Architizer News
Get A Room? The KamerMaker Prints Entire Rooms And Pavilions
September 20, 2012
Yesterday at OFF PICNIC, a precursor to Amsterdam’s annual PICNIC technology festival, dutch design firm DUS unveiled its incredible KamerMaker (RoomBuilder), the world’s first mobile 3d printer that actually produces usable pavilions. The printer was tucked away inside a giant chrome box for people to enter and explore. The KamerMaker creates pavilions inside a pavilion, with the ability to churn out “rooms” up to 11 feet high and 7 feet wide. While the KamerMaker may be reminiscent of other experimental 3D printers, especially Enrico Dini’s D-Shape printer, the Dutch version is completely mobile, and, thus, could potentially change the way we think of prefab architecture forever!
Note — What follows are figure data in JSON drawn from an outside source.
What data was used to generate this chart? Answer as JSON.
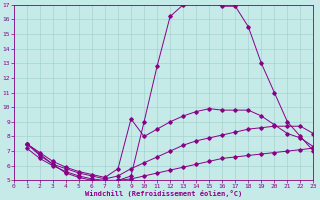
{
  "bg_color": "#c5eae8",
  "grid_color": "#9ecece",
  "line_color": "#880088",
  "xlabel": "Windchill (Refroidissement éolien,°C)",
  "xlim": [
    0,
    23
  ],
  "ylim": [
    5,
    17
  ],
  "yticks": [
    5,
    6,
    7,
    8,
    9,
    10,
    11,
    12,
    13,
    14,
    15,
    16,
    17
  ],
  "xticks": [
    0,
    1,
    2,
    3,
    4,
    5,
    6,
    7,
    8,
    9,
    10,
    11,
    12,
    13,
    14,
    15,
    16,
    17,
    18,
    19,
    20,
    21,
    22,
    23
  ],
  "curve_a_x": [
    1,
    2,
    3,
    4,
    5,
    6,
    7,
    8,
    9,
    10,
    11,
    12,
    13,
    14,
    15,
    16,
    17,
    18,
    19,
    20,
    21,
    22,
    23
  ],
  "curve_a_y": [
    7.2,
    6.5,
    6.0,
    5.6,
    5.3,
    5.1,
    5.0,
    5.0,
    5.1,
    5.3,
    5.5,
    5.7,
    5.9,
    6.1,
    6.3,
    6.5,
    6.6,
    6.7,
    6.8,
    6.9,
    7.0,
    7.1,
    7.2
  ],
  "curve_b_x": [
    1,
    2,
    3,
    4,
    5,
    6,
    7,
    8,
    9,
    10,
    11,
    12,
    13,
    14,
    15,
    16,
    17,
    18,
    19,
    20,
    21,
    22,
    23
  ],
  "curve_b_y": [
    7.5,
    6.7,
    6.1,
    5.8,
    5.5,
    5.3,
    5.1,
    5.3,
    5.8,
    6.2,
    6.6,
    7.0,
    7.4,
    7.7,
    7.9,
    8.1,
    8.3,
    8.5,
    8.6,
    8.7,
    8.7,
    8.7,
    8.2
  ],
  "curve_c_x": [
    1,
    2,
    3,
    4,
    5,
    6,
    7,
    8,
    9,
    10,
    11,
    12,
    13,
    14,
    15,
    16,
    17,
    18,
    19,
    20,
    21,
    22,
    23
  ],
  "curve_c_y": [
    7.5,
    6.9,
    6.3,
    5.9,
    5.6,
    5.4,
    5.2,
    5.8,
    9.2,
    8.0,
    8.5,
    9.0,
    9.4,
    9.7,
    9.9,
    9.8,
    9.8,
    9.8,
    9.4,
    8.8,
    8.2,
    7.9,
    7.3
  ],
  "curve_d_x": [
    1,
    3,
    4,
    5,
    6,
    7,
    8,
    9,
    10,
    11,
    12,
    13,
    14,
    15,
    16,
    17,
    18,
    19,
    20,
    21,
    22,
    23
  ],
  "curve_d_y": [
    7.5,
    6.1,
    5.5,
    5.2,
    5.0,
    4.9,
    5.0,
    5.3,
    9.0,
    12.8,
    16.2,
    17.0,
    17.2,
    17.2,
    16.9,
    16.9,
    15.5,
    13.0,
    11.0,
    9.0,
    8.0,
    7.0
  ]
}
Read More.
The KamerMaker aims to create “on demand architecture that responds to local needs”. For example, the printer can create a structure out of recycled materials or even hundreds of temporary structures for those in need of shelter. The printer’s fast and mobile design has the ability to change the way architects work in the future. Designers can sketch and build a room in one day, or even travel the world with the printer and produce pavilions on site. With the KamerMaker, the possibilities for 3D printing seem endless!